Przyjazdowi Garnera do Bagdadu towarzyszyła wielotysięczna demonstracja szyitów w centrum miasta. Wierni protestowali przeciwko obecności wojsk amerykańskich. Wśród licznych transparentów przeważały napisy "Nie dla Saddama, nie dla Busha - tak dla islamu".
Zupełnie inaczej powitali Garnera Kurdowie. We wtorek amerykański administrator odwiedził zamieszkaną przez Kurdów północną część kraju, gdzie zgotowano mu owacyjne przyjęcie. Garner został serdecznie przywitany przez Dżalala Talabaniego, wieloletniego lidera Patriotycznej Unii Kurdystanu.

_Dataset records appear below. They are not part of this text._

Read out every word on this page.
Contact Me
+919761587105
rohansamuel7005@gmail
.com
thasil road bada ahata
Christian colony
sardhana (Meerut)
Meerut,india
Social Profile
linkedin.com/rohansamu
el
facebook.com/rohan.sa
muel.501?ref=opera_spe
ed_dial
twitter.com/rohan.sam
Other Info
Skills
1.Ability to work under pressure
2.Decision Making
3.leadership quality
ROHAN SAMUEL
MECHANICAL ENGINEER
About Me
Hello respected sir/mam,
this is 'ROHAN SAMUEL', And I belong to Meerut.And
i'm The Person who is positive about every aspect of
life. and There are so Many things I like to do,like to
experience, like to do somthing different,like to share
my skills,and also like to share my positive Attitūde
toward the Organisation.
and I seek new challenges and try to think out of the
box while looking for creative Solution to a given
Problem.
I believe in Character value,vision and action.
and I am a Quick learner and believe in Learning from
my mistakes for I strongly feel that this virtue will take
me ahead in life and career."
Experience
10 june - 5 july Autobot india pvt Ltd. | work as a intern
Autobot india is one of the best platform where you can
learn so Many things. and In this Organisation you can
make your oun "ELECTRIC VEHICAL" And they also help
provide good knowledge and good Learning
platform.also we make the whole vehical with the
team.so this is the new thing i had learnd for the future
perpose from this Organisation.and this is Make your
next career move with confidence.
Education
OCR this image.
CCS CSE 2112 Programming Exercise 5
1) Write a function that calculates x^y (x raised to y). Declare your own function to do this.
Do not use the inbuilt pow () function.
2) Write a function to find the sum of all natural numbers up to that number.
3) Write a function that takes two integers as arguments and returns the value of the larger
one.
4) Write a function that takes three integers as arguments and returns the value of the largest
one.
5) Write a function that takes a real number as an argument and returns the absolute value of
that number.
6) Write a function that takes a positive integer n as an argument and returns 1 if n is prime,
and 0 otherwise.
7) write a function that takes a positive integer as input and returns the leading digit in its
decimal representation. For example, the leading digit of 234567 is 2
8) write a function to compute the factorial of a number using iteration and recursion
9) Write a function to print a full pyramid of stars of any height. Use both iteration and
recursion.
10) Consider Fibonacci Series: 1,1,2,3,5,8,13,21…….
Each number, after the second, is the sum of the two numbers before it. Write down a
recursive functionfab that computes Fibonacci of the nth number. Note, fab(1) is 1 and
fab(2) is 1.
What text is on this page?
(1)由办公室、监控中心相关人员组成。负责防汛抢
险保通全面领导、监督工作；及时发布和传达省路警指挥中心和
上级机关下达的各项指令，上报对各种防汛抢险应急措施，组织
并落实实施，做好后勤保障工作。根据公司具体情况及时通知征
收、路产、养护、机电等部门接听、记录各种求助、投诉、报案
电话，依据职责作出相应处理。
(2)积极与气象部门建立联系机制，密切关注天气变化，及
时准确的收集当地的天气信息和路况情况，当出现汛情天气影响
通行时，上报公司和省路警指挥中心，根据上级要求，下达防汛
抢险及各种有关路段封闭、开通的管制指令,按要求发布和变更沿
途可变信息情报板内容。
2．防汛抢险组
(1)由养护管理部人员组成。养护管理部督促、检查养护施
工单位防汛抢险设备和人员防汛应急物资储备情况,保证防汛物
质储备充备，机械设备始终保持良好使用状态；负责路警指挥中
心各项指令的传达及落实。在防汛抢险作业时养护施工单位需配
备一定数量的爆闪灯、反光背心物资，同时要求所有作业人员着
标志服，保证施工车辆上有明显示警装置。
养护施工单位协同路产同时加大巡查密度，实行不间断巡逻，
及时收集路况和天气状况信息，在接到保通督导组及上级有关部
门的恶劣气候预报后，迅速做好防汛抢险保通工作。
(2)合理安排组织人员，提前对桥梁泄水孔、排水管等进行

Garner był jednym z dowódców, którzy podczas poprzedniej wojny w Zatoce Perskiej pomogli wyzwolić się Kurdom spod panowania Husajna. Od tej pory samoloty aliantów patrolowały przestrzeń powietrzną nad kurdyjskimi ziemiami, dzięki czemu region mógł się spokojnie rozwijać.
Powracając do Iraku Garner zapowiedział, że w najbliższych tygodniach priorytetem będą porządek, służba zdrowia oraz kanalizacja i elektryczność. Garner przywiózł ze sobą kilkudziesięciu Amerykanów i Brytyjczyków, którzy utworzą jego sztab. Będzie dla nich pracować kilkuset doradców z USA i Wielkiej Brytanii oraz tysiące irackich urzędników. Do pracy mają zostać przywróceni wszyscy urzędnicy, na których nie ciążą podejrzenia o zbrodnie popełniane przez reżim Saddama.
Pozytywnie o Garnerze wypowiadał się popierany przez USA lider opozycji irackiej Ahmed Szalabi. Powiedział on w piątek, że pierwszym etapem tworzenia rządu w Iraku będzie odbudowa instytucji użyteczności publicznej pod kierownictwem amerykańskiego ex-generała. Następnym etapem ma być utworzenie tymczasowych władz, które pokierują uchwaleniem konstytucji, zatwierdzonej później przez referendum. W ciągu około dwóch lat powinno dojść, według Szalabiego, do wyborów powszechnych.